Sprawę zawieszonych działaczy ma teraz rozpatrzyć sąd koleżeński Platformy.
- Coś jest na rzeczy, bo ten konflikt wokół konferencji gliwickiej to jest wielka burza z piorunami, która się rozpętała z małej chmurki, tzn. z zupełnie błahych powodów - powiedział senator Gowin. - Doszło do konfliktu - wszyscy to dzisiaj widzą, który zagraża jedności partii, a w każdym razie jej wewnętrznej spoistości. Bo jeśli czytam, że zdaniem jednego z dzienników Janowi Rokicie i Andrzejowi Olechowskiemu grozi wyrzucenie z partii, a jednocześnie że układ rządowy się rozsypuje i prawdopodobnie jesienią odbędą się przedterminowe wybory, to wszystko to pokazuje, że gen samozagłady charakterystyczny dla całej polskiej prawicy niestety w ostatnim czasie uaktywnił się także w Platformie.

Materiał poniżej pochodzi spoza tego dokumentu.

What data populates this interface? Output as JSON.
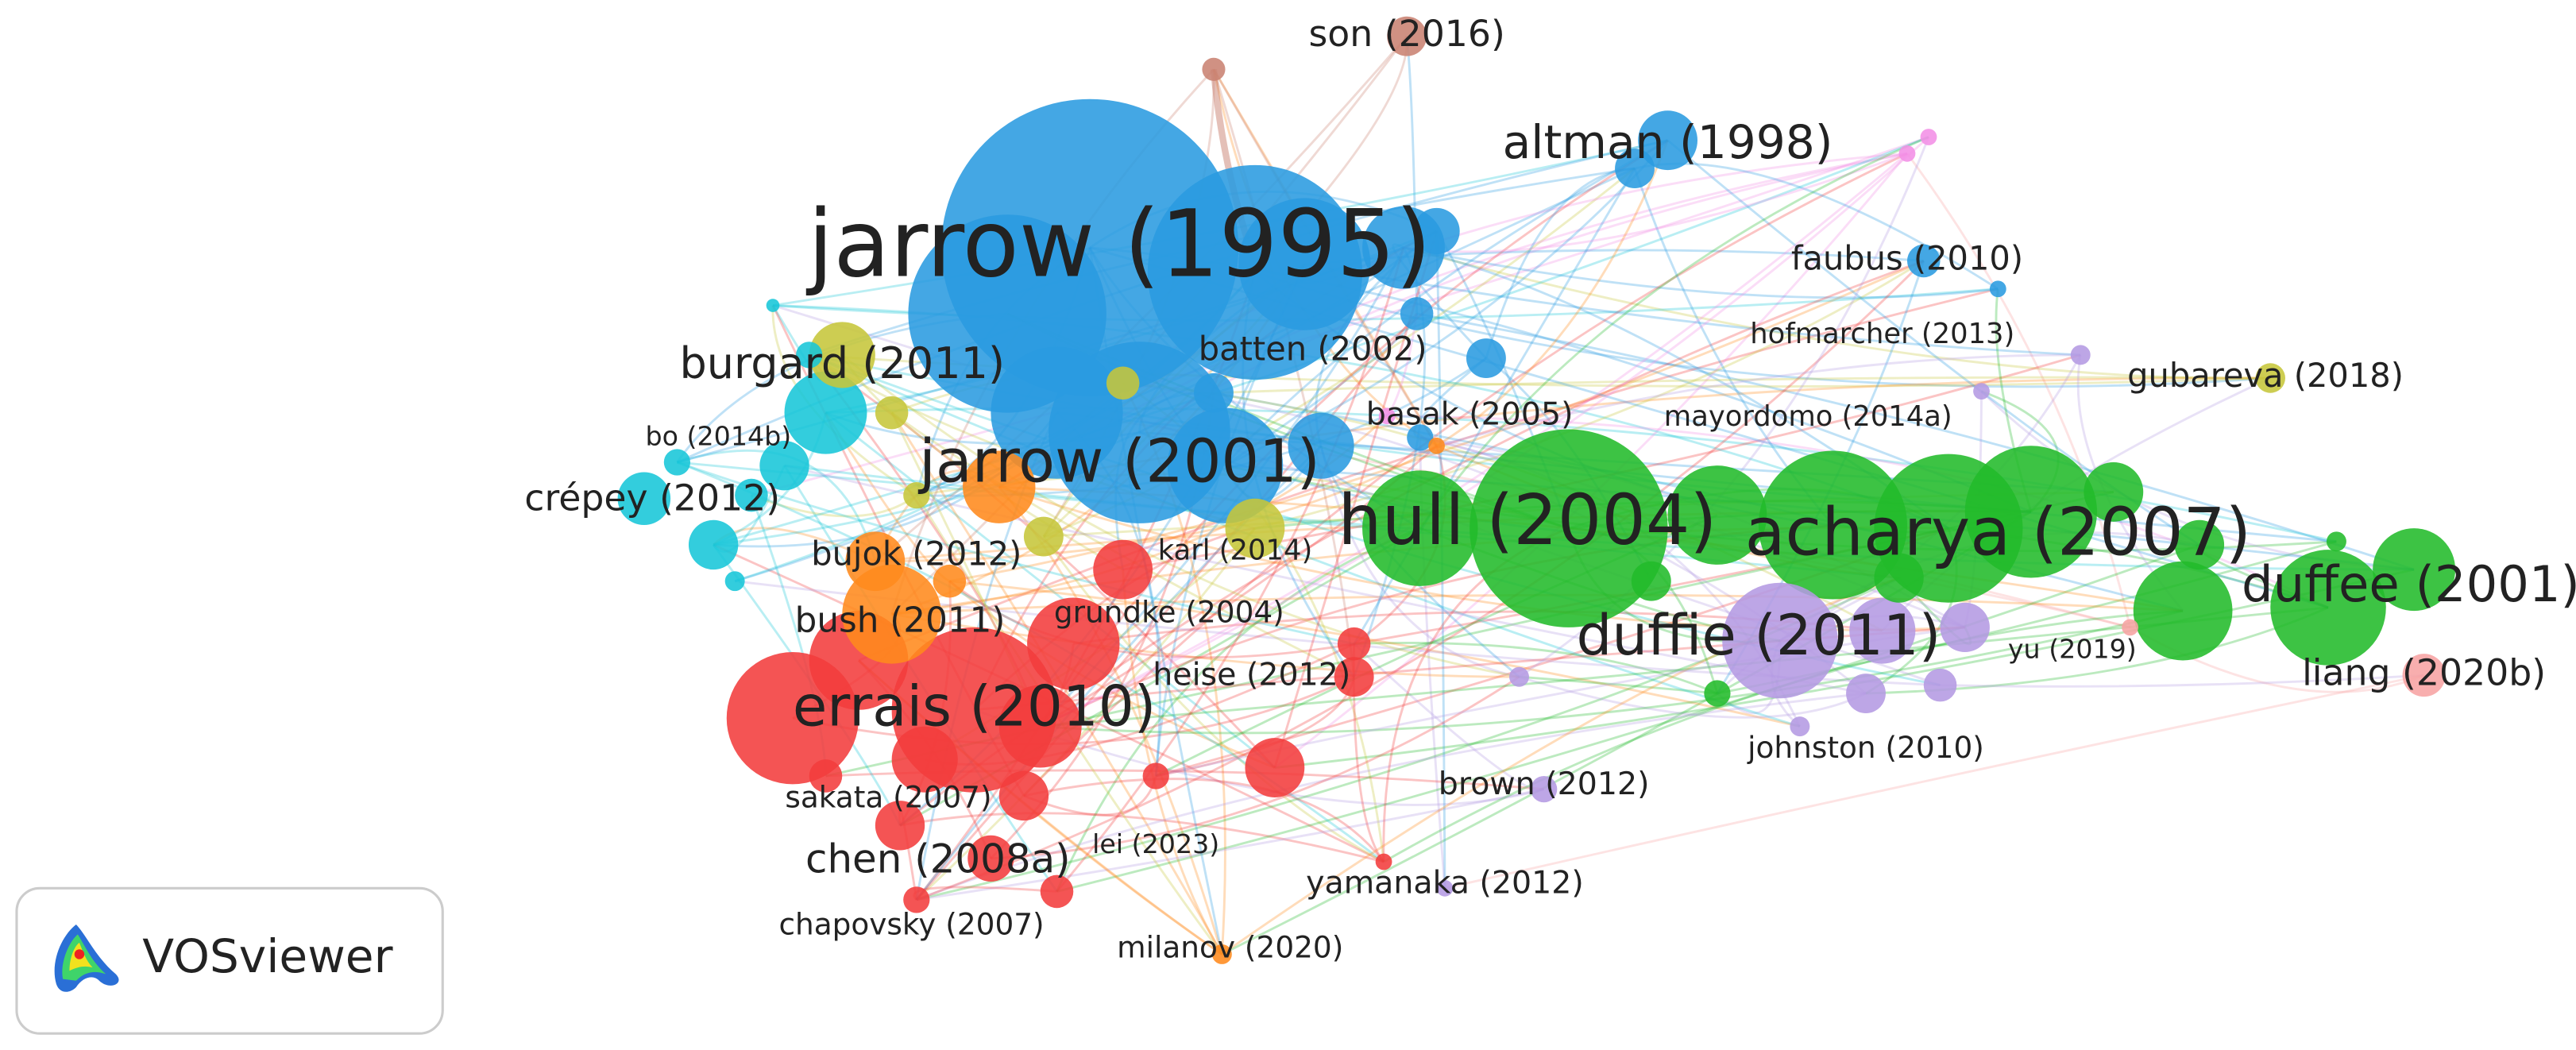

- Nie rozumiem, dlaczego fakt, że w ramach konwencji programowej partii jedno z lokalnych środowisk samorządowych zorganizowało dyskusję na tematy programowe, ma być powodem do wewnętrznego kryzysu, sankcji dyscyplinarnych i gróźb wyrzucenia i groźby - co tu dużo mówić - pozbycia się jakiejś części parlamentarzystów - zaznaczył Jarosław Gowin. Dodał, że do Gliwic wybiera się niemała grupa parlamentarzystów, z nim włącznie.